Liverpool Sound and Vision Rating * * * *
Cast: Steven Yeun, Marika Sila, Patrick Gallagher, Eric Keenleyside, Andrew Kavadas, Gail Maurice, Greg Kinnear, Jordan Peele, Jill Teed, Babak A. Motamed, Adam Stafford, Tanja Dixon-Warren, June B. Wilde, Trevor Lerner.
For anyone who has spent time on the road, back packing round Europe in their gap year, or the more adventurous type who see the Americas and the lands of the East a more defining pull, there will always come a time when you walk into a new town or village, when you get off the bus and stare at your surroundings, there will always one person who views you with suspicion, something in their gut tells them that you are not who you say your are.
You are, after all, only A Traveler, a speck of time in someone else’s back yard, and suspicion will always fall upon the stranger who is present when something terrible happens, when things go awry. However, as The Twilight Zone is apt to do, to turn a situation on its head and make the group of people accusing you turn on themselves, to extradite yourself from the problem whilst looking at all times, the good guy.

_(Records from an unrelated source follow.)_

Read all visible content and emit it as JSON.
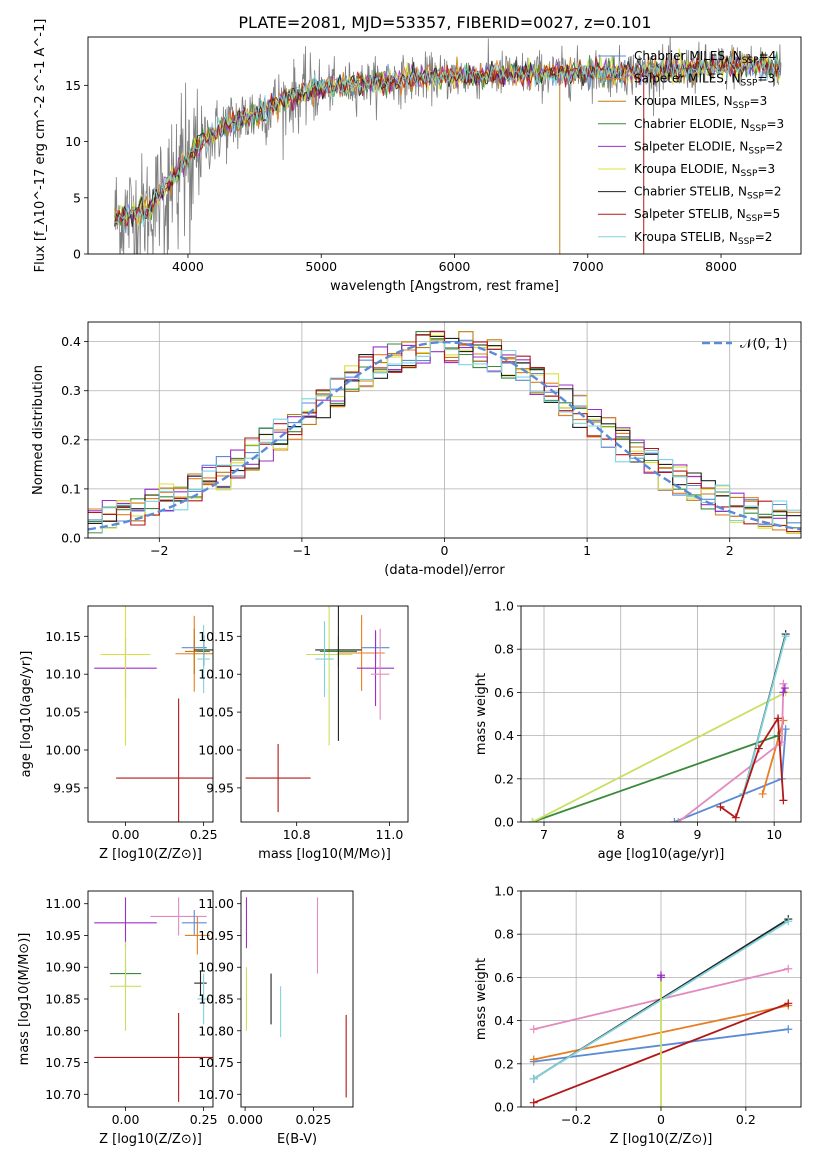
{
  "figure": {
    "title": "PLATE=2081, MJD=53357, FIBERID=0027, z=0.101"
  },
  "colors": {
    "chabrier_miles": "#5b8bd6",
    "salpeter_miles": "#e67e22",
    "kroupa_miles": "#c27b0e",
    "chabrier_elodie": "#3a8a3a",
    "salpeter_elodie": "#9b30c8",
    "kroupa_elodie": "#d8e040",
    "chabrier_stelib": "#222222",
    "salpeter_stelib": "#b21818",
    "kroupa_stelib": "#7fd3dd",
    "gauss": "#5b8bd6",
    "spectrum": "#7f7f7f",
    "pink": "#e28bbf",
    "yellowgreen": "#c8e060"
  },
  "legend": [
    {
      "name": "Chabrier MILES",
      "n": "4",
      "color": "#5b8bd6"
    },
    {
      "name": "Salpeter MILES",
      "n": "3",
      "color": "#e67e22"
    },
    {
      "name": "Kroupa MILES",
      "n": "3",
      "color": "#c27b0e"
    },
    {
      "name": "Chabrier ELODIE",
      "n": "3",
      "color": "#3a8a3a"
    },
    {
      "name": "Salpeter ELODIE",
      "n": "2",
      "color": "#9b30c8"
    },
    {
      "name": "Kroupa ELODIE",
      "n": "3",
      "color": "#d8e040"
    },
    {
      "name": "Chabrier STELIB",
      "n": "2",
      "color": "#222222"
    },
    {
      "name": "Salpeter STELIB",
      "n": "5",
      "color": "#b21818"
    },
    {
      "name": "Kroupa STELIB",
      "n": "2",
      "color": "#7fd3dd"
    }
  ],
  "chart_data": [
    {
      "id": "spectrum",
      "type": "line",
      "xlabel": "wavelength [Angstrom, rest frame]",
      "ylabel": "Flux [f_λ10^-17 erg cm^-2 s^-1 A^-1]",
      "xlim": [
        3250,
        8600
      ],
      "ylim": [
        0,
        19.3
      ],
      "xticks": [
        4000,
        5000,
        6000,
        7000,
        8000
      ],
      "yticks": [
        0,
        5,
        10,
        15
      ],
      "grid": false,
      "legend_position": "top-right",
      "continuum_points": [
        [
          3450,
          3.2
        ],
        [
          3700,
          3.8
        ],
        [
          3900,
          7
        ],
        [
          4050,
          9.5
        ],
        [
          4300,
          11.5
        ],
        [
          4600,
          13
        ],
        [
          4900,
          14.5
        ],
        [
          5200,
          15
        ],
        [
          5500,
          15.4
        ],
        [
          5800,
          15.7
        ],
        [
          6100,
          15.8
        ],
        [
          6400,
          16
        ],
        [
          6700,
          16
        ],
        [
          7000,
          16.2
        ],
        [
          7300,
          16.2
        ],
        [
          7600,
          16.3
        ],
        [
          7900,
          16.6
        ],
        [
          8200,
          16.8
        ],
        [
          8450,
          16.5
        ]
      ]
    },
    {
      "id": "residuals",
      "type": "line",
      "xlabel": "(data-model)/error",
      "ylabel": "Normed distribution",
      "xlim": [
        -2.5,
        2.5
      ],
      "ylim": [
        0,
        0.44
      ],
      "xticks": [
        -2,
        -1,
        0,
        1,
        2
      ],
      "yticks": [
        0.0,
        0.1,
        0.2,
        0.3,
        0.4
      ],
      "grid": true,
      "legend_position": "top-right",
      "gauss_label": "𝒩(0, 1)",
      "hist_bin_width": 0.1
    },
    {
      "id": "age_vs_z",
      "type": "scatter",
      "xlabel": "Z [log10(Z/Z⊙)]",
      "ylabel": "age  [log10(age/yr)]",
      "xlim": [
        -0.12,
        0.28
      ],
      "ylim": [
        9.905,
        10.19
      ],
      "xticks": [
        0.0,
        0.25
      ],
      "yticks": [
        9.95,
        10.0,
        10.05,
        10.1,
        10.15
      ],
      "grid": false,
      "points": [
        {
          "color": "#5b8bd6",
          "x": 0.22,
          "y": 10.135,
          "xerr": 0.04,
          "yerr": 0.01
        },
        {
          "color": "#e67e22",
          "x": 0.22,
          "y": 10.127,
          "xerr": 0.06,
          "yerr": 0.05
        },
        {
          "color": "#c27b0e",
          "x": 0.22,
          "y": 10.13,
          "xerr": 0.03,
          "yerr": 0.03
        },
        {
          "color": "#3a8a3a",
          "x": 0.25,
          "y": 10.13,
          "xerr": 0.02,
          "yerr": 0.02
        },
        {
          "color": "#9b30c8",
          "x": 0.0,
          "y": 10.108,
          "xerr": 0.1,
          "yerr": 0.04
        },
        {
          "color": "#d8e040",
          "x": 0.0,
          "y": 10.126,
          "xerr": 0.08,
          "yerr": 0.12
        },
        {
          "color": "#222222",
          "x": 0.25,
          "y": 10.132,
          "xerr": 0.03,
          "yerr": 0.02
        },
        {
          "color": "#b21818",
          "x": 0.17,
          "y": 9.963,
          "xerr": 0.2,
          "yerr": 0.105
        },
        {
          "color": "#7fd3dd",
          "x": 0.25,
          "y": 10.12,
          "xerr": 0.02,
          "yerr": 0.045
        }
      ]
    },
    {
      "id": "age_vs_mass",
      "type": "scatter",
      "xlabel": "mass [log10(M/M⊙)]",
      "ylabel": "",
      "xlim": [
        10.68,
        11.04
      ],
      "ylim": [
        9.905,
        10.19
      ],
      "xticks": [
        10.8,
        11.0
      ],
      "yticks": [
        9.95,
        10.0,
        10.05,
        10.1,
        10.15
      ],
      "grid": false,
      "points": [
        {
          "color": "#5b8bd6",
          "x": 10.97,
          "y": 10.135,
          "xerr": 0.03,
          "yerr": 0.02
        },
        {
          "color": "#e67e22",
          "x": 10.94,
          "y": 10.128,
          "xerr": 0.05,
          "yerr": 0.05
        },
        {
          "color": "#9b30c8",
          "x": 10.97,
          "y": 10.108,
          "xerr": 0.04,
          "yerr": 0.05
        },
        {
          "color": "#e28bbf",
          "x": 10.98,
          "y": 10.1,
          "xerr": 0.02,
          "yerr": 0.06
        },
        {
          "color": "#c8e060",
          "x": 10.87,
          "y": 10.126,
          "xerr": 0.05,
          "yerr": 0.12
        },
        {
          "color": "#3a8a3a",
          "x": 10.89,
          "y": 10.13,
          "xerr": 0.04,
          "yerr": 0.02
        },
        {
          "color": "#222222",
          "x": 10.89,
          "y": 10.132,
          "xerr": 0.05,
          "yerr": 0.12
        },
        {
          "color": "#7fd3dd",
          "x": 10.86,
          "y": 10.12,
          "xerr": 0.02,
          "yerr": 0.05
        },
        {
          "color": "#b21818",
          "x": 10.76,
          "y": 9.963,
          "xerr": 0.07,
          "yerr": 0.045
        }
      ]
    },
    {
      "id": "weight_vs_age",
      "type": "line",
      "xlabel": "age  [log10(age/yr)]",
      "ylabel": "mass weight",
      "xlim": [
        6.7,
        10.35
      ],
      "ylim": [
        0,
        1.0
      ],
      "xticks": [
        7,
        8,
        9,
        10
      ],
      "yticks": [
        0.0,
        0.2,
        0.4,
        0.6,
        0.8,
        1.0
      ],
      "grid": true,
      "series": [
        {
          "color": "#5b8bd6",
          "points": [
            [
              8.7,
              0.0
            ],
            [
              10.1,
              0.2
            ],
            [
              10.15,
              0.43
            ]
          ]
        },
        {
          "color": "#e67e22",
          "points": [
            [
              9.85,
              0.13
            ],
            [
              10.12,
              0.47
            ]
          ]
        },
        {
          "color": "#3a8a3a",
          "points": [
            [
              6.85,
              0.0
            ],
            [
              10.05,
              0.4
            ]
          ]
        },
        {
          "color": "#c8e060",
          "points": [
            [
              6.85,
              0.0
            ],
            [
              10.15,
              0.6
            ]
          ]
        },
        {
          "color": "#e28bbf",
          "points": [
            [
              8.75,
              0.0
            ],
            [
              10.1,
              0.37
            ],
            [
              10.12,
              0.64
            ]
          ]
        },
        {
          "color": "#9b30c8",
          "points": [
            [
              10.12,
              0.6
            ],
            [
              10.14,
              0.62
            ]
          ]
        },
        {
          "color": "#222222",
          "points": [
            [
              9.6,
              0.13
            ],
            [
              10.15,
              0.87
            ]
          ]
        },
        {
          "color": "#7fd3dd",
          "points": [
            [
              9.6,
              0.13
            ],
            [
              10.15,
              0.86
            ]
          ]
        },
        {
          "color": "#b21818",
          "points": [
            [
              9.3,
              0.07
            ],
            [
              9.5,
              0.02
            ],
            [
              9.8,
              0.34
            ],
            [
              10.05,
              0.48
            ],
            [
              10.12,
              0.1
            ]
          ]
        }
      ]
    },
    {
      "id": "mass_vs_z",
      "type": "scatter",
      "xlabel": "Z [log10(Z/Z⊙)]",
      "ylabel": "mass [log10(M/M⊙)]",
      "xlim": [
        -0.12,
        0.28
      ],
      "ylim": [
        10.68,
        11.02
      ],
      "xticks": [
        0.0,
        0.25
      ],
      "yticks": [
        10.7,
        10.75,
        10.8,
        10.85,
        10.9,
        10.95,
        11.0
      ],
      "grid": false,
      "points": [
        {
          "color": "#9b30c8",
          "x": 0.0,
          "y": 10.97,
          "xerr": 0.1,
          "yerr": 0.04
        },
        {
          "color": "#e28bbf",
          "x": 0.17,
          "y": 10.98,
          "xerr": 0.09,
          "yerr": 0.03
        },
        {
          "color": "#5b8bd6",
          "x": 0.22,
          "y": 10.97,
          "xerr": 0.04,
          "yerr": 0.02
        },
        {
          "color": "#e67e22",
          "x": 0.23,
          "y": 10.95,
          "xerr": 0.04,
          "yerr": 0.03
        },
        {
          "color": "#3a8a3a",
          "x": 0.0,
          "y": 10.89,
          "xerr": 0.05,
          "yerr": 0.02
        },
        {
          "color": "#c8e060",
          "x": 0.0,
          "y": 10.87,
          "xerr": 0.05,
          "yerr": 0.07
        },
        {
          "color": "#222222",
          "x": 0.24,
          "y": 10.875,
          "xerr": 0.02,
          "yerr": 0.02
        },
        {
          "color": "#7fd3dd",
          "x": 0.25,
          "y": 10.85,
          "xerr": 0.02,
          "yerr": 0.04
        },
        {
          "color": "#b21818",
          "x": 0.17,
          "y": 10.758,
          "xerr": 0.27,
          "yerr": 0.07
        }
      ]
    },
    {
      "id": "mass_vs_ebv",
      "type": "scatter",
      "xlabel": "E(B-V)",
      "ylabel": "",
      "xlim": [
        -0.0015,
        0.0395
      ],
      "ylim": [
        10.68,
        11.02
      ],
      "xticks": [
        0.0,
        0.025
      ],
      "yticks": [
        10.7,
        10.75,
        10.8,
        10.85,
        10.9,
        10.95,
        11.0
      ],
      "grid": false,
      "points": [
        {
          "color": "#9b30c8",
          "x": 0.0005,
          "y": 10.97,
          "xerr": 0.0,
          "yerr": 0.04
        },
        {
          "color": "#c8e060",
          "x": 0.0005,
          "y": 10.85,
          "xerr": 0.0,
          "yerr": 0.05
        },
        {
          "color": "#222222",
          "x": 0.0095,
          "y": 10.85,
          "xerr": 0.0,
          "yerr": 0.04
        },
        {
          "color": "#7fd3dd",
          "x": 0.013,
          "y": 10.83,
          "xerr": 0.0,
          "yerr": 0.04
        },
        {
          "color": "#e28bbf",
          "x": 0.0265,
          "y": 10.95,
          "xerr": 0.0,
          "yerr": 0.06
        },
        {
          "color": "#b21818",
          "x": 0.037,
          "y": 10.76,
          "xerr": 0.0,
          "yerr": 0.065
        }
      ]
    },
    {
      "id": "weight_vs_z",
      "type": "line",
      "xlabel": "Z [log10(Z/Z⊙)]",
      "ylabel": "mass weight",
      "xlim": [
        -0.33,
        0.33
      ],
      "ylim": [
        0,
        1.0
      ],
      "xticks": [
        -0.2,
        0.0,
        0.2
      ],
      "yticks": [
        0.0,
        0.2,
        0.4,
        0.6,
        0.8,
        1.0
      ],
      "grid": true,
      "series": [
        {
          "color": "#5b8bd6",
          "points": [
            [
              -0.3,
              0.21
            ],
            [
              0.3,
              0.36
            ]
          ]
        },
        {
          "color": "#e67e22",
          "points": [
            [
              -0.3,
              0.22
            ],
            [
              0.3,
              0.47
            ]
          ]
        },
        {
          "color": "#e28bbf",
          "points": [
            [
              -0.3,
              0.36
            ],
            [
              0.3,
              0.64
            ]
          ]
        },
        {
          "color": "#222222",
          "points": [
            [
              -0.3,
              0.13
            ],
            [
              0.3,
              0.87
            ]
          ]
        },
        {
          "color": "#7fd3dd",
          "points": [
            [
              -0.3,
              0.13
            ],
            [
              0.3,
              0.86
            ]
          ]
        },
        {
          "color": "#b21818",
          "points": [
            [
              -0.3,
              0.02
            ],
            [
              0.3,
              0.48
            ]
          ]
        },
        {
          "color": "#c8e060",
          "points": [
            [
              0.0,
              0.0
            ],
            [
              0.0,
              0.6
            ]
          ]
        },
        {
          "color": "#9b30c8",
          "points": [
            [
              0.0,
              0.6
            ],
            [
              0.0,
              0.61
            ]
          ]
        }
      ]
    }
  ]
}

Bringing such a show to the small screen takes effort on everybody’s part, and whilst there is always room for the acting fraternity to be given their applause, quite often, and never intentionally, the writers and the director, as well as all those involved, get left out of the praise. That should not be the case this particular episode of The Twilight Zone, as Ana Lily Amirpour’s direction compliments Glen Morgan’s script to the letter, a rare meeting of minds to whom it feels they truly got the understanding of the message of the series.
Underneath A Traveler is a damning criticism of the way we treat the stranger, and yet it also follows the line of trusting our instincts, and as Steven Yeun conveys precise ingratiation to those around him, he also gives off that one signal to one of the officers of the law that sense of disturbance, and the effect, given sharp definition by the writing and direction, is one that rightly gives the audience the creeps, slimy rather than fear, sycophantic smiles for the crowd as he strips them of their own truth.
A decently laid out tale from this latest version of stories based on the premise of Rod Serling’s body of work.